La réparation progresse dans la même logique. La Gazette France cite une enquête selon laquelle 60 % des ménages interrogés déclaraient souhaiter réparer eux-mêmes leurs meubles. Cette tendance pousse des acteurs du secteur à rendre plus accessibles les pièces détachées, les reprises ou les espaces de revente.
Les promotions restent un autre levier, mais elles ne suffisent plus toujours à déclencher l’achat. Le canapé illustre bien cette tension : le segment a été très animé par les promotions en 2025, mais il recule tout de même de 1,8 %. Cela signifie qu’une réduction visible ne convainc pas forcément si le ménage doute de la qualité, anticipe une dépense prioritaire ou préfère attendre les soldes, le Black Friday, une liquidation locale ou une bonne occasion.
Les difficultés d’enseignes rappellent enfin que la pression touche aussi l’offre. Maisons du Monde a annoncé le 17 avril 2026 le report de la publication de ses résultats annuels 2025 dans le cadre d’une recherche d’adossement auprès de tiers financiers ou industriels, engagée sous l’égide d’un conciliateur. Ce cas ne résume pas tout le marché, mais il montre que la baisse de fréquentation, la concurrence de la décoration à bas prix et la prudence des ménages fragilisent certains modèles.

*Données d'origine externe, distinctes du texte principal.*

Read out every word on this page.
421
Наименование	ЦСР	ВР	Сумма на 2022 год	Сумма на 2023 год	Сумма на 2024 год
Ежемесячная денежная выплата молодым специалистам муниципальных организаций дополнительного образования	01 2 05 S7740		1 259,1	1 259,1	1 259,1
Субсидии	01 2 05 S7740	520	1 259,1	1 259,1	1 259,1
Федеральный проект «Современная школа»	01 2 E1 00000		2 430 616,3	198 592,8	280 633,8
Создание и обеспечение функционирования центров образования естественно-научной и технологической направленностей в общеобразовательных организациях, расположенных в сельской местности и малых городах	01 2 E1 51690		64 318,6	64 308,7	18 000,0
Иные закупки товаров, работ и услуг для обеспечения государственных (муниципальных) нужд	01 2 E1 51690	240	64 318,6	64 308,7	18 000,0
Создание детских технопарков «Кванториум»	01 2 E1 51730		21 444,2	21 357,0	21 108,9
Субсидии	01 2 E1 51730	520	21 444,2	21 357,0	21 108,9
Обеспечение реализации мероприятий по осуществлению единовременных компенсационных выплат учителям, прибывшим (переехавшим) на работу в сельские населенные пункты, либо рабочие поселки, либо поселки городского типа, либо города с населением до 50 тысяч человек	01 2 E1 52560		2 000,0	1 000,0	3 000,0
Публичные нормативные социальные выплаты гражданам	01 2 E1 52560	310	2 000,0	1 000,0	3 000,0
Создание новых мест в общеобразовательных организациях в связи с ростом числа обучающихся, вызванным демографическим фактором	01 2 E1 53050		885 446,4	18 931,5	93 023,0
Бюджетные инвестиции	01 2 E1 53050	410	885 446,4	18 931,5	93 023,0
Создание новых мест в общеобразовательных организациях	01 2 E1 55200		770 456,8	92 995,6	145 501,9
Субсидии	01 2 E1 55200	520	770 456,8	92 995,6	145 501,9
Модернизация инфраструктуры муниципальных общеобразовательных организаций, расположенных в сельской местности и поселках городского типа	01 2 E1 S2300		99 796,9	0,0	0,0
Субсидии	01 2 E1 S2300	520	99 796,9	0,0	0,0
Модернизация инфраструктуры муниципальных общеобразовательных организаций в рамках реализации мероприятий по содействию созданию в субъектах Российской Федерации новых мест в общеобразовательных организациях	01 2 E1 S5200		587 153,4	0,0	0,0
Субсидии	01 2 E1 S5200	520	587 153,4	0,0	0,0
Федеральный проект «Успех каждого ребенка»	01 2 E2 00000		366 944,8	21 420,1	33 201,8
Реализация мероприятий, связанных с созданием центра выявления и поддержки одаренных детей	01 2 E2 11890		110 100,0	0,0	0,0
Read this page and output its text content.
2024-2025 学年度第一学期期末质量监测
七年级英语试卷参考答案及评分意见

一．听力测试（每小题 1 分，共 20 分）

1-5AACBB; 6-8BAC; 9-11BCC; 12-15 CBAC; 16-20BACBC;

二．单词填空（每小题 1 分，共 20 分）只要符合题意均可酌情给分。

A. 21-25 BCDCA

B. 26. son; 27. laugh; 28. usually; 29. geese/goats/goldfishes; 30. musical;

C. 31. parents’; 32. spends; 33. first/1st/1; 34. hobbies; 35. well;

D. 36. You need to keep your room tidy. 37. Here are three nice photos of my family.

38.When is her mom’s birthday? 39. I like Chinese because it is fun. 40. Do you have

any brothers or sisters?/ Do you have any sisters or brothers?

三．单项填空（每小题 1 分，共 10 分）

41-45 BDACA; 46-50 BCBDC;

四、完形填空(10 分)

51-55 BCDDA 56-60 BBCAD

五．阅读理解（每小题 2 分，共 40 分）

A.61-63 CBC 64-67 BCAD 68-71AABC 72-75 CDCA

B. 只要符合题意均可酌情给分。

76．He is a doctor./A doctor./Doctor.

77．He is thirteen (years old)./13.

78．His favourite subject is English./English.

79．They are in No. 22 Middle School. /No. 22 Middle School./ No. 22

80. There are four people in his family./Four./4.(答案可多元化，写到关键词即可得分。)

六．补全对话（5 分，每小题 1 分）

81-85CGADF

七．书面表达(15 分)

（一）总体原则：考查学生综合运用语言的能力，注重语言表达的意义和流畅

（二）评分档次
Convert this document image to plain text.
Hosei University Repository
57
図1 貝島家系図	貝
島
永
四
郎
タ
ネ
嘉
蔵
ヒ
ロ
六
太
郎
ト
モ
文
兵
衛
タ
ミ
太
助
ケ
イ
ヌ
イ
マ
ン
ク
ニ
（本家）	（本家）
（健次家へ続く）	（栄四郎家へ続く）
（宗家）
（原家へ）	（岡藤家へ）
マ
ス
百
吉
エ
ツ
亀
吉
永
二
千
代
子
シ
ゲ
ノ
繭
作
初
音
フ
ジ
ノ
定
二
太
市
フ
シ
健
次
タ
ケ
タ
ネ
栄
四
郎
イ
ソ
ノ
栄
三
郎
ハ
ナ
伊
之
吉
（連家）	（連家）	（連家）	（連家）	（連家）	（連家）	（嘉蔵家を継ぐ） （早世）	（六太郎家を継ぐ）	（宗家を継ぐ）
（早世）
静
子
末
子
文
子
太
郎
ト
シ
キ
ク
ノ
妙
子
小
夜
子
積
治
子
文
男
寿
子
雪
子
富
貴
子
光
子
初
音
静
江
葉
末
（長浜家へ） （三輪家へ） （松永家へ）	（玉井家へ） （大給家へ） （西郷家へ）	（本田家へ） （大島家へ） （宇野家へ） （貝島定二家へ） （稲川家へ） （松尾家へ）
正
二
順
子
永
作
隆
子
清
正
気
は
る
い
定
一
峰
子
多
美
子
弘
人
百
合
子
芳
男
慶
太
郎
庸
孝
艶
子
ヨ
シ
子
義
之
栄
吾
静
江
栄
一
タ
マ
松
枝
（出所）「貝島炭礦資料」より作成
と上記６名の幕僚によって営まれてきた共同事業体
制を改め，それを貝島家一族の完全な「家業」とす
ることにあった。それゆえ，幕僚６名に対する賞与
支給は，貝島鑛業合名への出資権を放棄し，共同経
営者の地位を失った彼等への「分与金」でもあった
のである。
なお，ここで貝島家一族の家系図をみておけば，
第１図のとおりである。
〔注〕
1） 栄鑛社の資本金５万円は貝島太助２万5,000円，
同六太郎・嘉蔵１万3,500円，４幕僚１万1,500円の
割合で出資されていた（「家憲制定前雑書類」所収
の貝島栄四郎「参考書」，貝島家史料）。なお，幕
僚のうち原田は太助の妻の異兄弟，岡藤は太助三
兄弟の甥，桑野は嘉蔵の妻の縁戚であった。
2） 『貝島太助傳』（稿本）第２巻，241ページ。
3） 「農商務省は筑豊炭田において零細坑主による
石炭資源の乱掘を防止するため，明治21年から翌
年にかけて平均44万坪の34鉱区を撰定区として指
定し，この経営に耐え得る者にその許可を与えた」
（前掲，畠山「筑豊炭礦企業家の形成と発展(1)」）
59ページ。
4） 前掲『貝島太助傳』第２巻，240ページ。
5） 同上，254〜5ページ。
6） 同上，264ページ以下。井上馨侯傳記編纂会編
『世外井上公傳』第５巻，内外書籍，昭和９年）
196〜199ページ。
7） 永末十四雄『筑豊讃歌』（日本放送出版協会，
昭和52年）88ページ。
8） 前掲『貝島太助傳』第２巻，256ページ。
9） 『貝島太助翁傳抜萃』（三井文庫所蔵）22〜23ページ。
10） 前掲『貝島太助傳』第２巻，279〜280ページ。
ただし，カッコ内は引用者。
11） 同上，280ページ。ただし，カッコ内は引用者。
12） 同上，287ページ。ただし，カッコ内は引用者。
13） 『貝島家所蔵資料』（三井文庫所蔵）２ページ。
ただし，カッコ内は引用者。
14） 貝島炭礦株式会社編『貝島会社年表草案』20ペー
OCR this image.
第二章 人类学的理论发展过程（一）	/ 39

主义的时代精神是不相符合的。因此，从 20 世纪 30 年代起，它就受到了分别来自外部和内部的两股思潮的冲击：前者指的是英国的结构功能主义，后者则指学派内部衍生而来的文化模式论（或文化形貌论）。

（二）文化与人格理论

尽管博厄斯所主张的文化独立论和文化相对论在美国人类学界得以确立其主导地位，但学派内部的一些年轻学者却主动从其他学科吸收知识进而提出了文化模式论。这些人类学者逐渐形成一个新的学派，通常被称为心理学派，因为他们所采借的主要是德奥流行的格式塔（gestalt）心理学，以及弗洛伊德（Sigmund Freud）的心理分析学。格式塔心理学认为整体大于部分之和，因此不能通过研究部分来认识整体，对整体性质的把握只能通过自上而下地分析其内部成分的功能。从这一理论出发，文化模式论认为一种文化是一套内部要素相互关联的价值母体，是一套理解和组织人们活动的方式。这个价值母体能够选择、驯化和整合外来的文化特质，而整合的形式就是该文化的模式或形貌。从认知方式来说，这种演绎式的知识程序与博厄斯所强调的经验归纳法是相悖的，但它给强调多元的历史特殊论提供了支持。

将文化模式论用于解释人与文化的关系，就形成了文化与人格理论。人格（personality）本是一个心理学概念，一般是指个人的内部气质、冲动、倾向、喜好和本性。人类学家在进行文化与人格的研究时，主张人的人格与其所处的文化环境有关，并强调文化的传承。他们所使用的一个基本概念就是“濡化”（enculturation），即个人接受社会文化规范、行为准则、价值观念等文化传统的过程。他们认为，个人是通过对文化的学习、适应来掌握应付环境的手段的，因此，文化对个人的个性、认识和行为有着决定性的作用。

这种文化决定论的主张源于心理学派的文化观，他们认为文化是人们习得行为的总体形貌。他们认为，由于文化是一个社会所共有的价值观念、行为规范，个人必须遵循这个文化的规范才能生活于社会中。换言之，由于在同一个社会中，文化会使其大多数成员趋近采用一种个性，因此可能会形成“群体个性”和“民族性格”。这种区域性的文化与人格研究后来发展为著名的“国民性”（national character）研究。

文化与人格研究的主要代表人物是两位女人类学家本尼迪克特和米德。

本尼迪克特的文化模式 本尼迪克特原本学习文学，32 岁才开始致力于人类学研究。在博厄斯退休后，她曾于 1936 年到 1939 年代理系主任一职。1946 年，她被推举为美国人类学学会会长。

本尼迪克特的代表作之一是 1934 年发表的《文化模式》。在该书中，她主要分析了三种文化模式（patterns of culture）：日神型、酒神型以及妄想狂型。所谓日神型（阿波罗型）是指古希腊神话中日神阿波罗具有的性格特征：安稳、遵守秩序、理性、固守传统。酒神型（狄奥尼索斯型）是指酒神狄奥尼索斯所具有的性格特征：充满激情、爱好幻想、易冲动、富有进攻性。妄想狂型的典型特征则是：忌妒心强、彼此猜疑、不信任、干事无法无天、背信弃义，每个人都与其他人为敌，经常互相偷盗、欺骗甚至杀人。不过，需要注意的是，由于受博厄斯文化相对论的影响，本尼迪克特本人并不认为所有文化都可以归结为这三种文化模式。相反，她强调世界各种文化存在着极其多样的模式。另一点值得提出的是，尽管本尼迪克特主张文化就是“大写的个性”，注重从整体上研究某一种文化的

Ce qu’il faut vérifier avant d’acheter ou de reporter
En pratique, le bon arbitrage dépend du type de meuble. Pour un matelas, un sommier ou un canapé utilisé tous les jours, reporter trop longtemps peut coûter en confort, en sommeil ou en remplacement d’urgence. Pour un meuble TV, une commode, une table basse ou une bibliothèque, l’occasion, la réparation ou l’attente d’une promotion peuvent être plus rationnelles.
Avant un achat meuble important, il faut comparer trois choses : le prix réel livré et monté, la durée probable d’usage, et la disponibilité des pièces ou garanties. Un canapé à prix cassé peut devenir moins intéressant si la livraison est chère, si la mousse s’affaisse vite ou si le retour est compliqué. À l’inverse, un meuble d’occasion de bonne marque peut être pertinent si l’état est vérifiable, les dimensions adaptées et le transport maîtrisé.
Le paiement fractionné mérite aussi prudence. Il peut lisser une dépense utile, par exemple une literie nécessaire, mais il ne transforme pas un achat de confort en achat prioritaire. Le bon test consiste à se demander si le meuble serait acheté au même prix sans facilité de paiement. Si la réponse est non, l’achat relève probablement davantage de l’impulsion que du besoin.
Pour la seconde main, les points à contrôler sont simples : stabilité du meuble, traces d’humidité, odeur persistante, état des charnières, lattes, coutures, mousse, visserie et possibilité de démontage. Pour la literie et les canapés, l’hygiène et l’usure doivent peser lourd dans la décision. Pour une cuisine ou une salle de bains, les économies d’occasion peuvent être réelles, mais les contraintes de pose, de plomberie, d’électricité et de dimensions réduisent souvent l’intérêt d’un achat trop rapide.
La baisse du marché du meuble ne dit donc pas seulement que les enseignes vendent moins. Elle montre que les ménages hiérarchisent plus strictement leurs achats pour la maison : indispensable d’abord, durable ensuite, plaisir ou décoration plus tard. Tant que l’immobilier, le crédit et le budget quotidien resteront sous surveillance, le meuble restera l’un des premiers postes où l’on compare, négocie, répare ou reporte.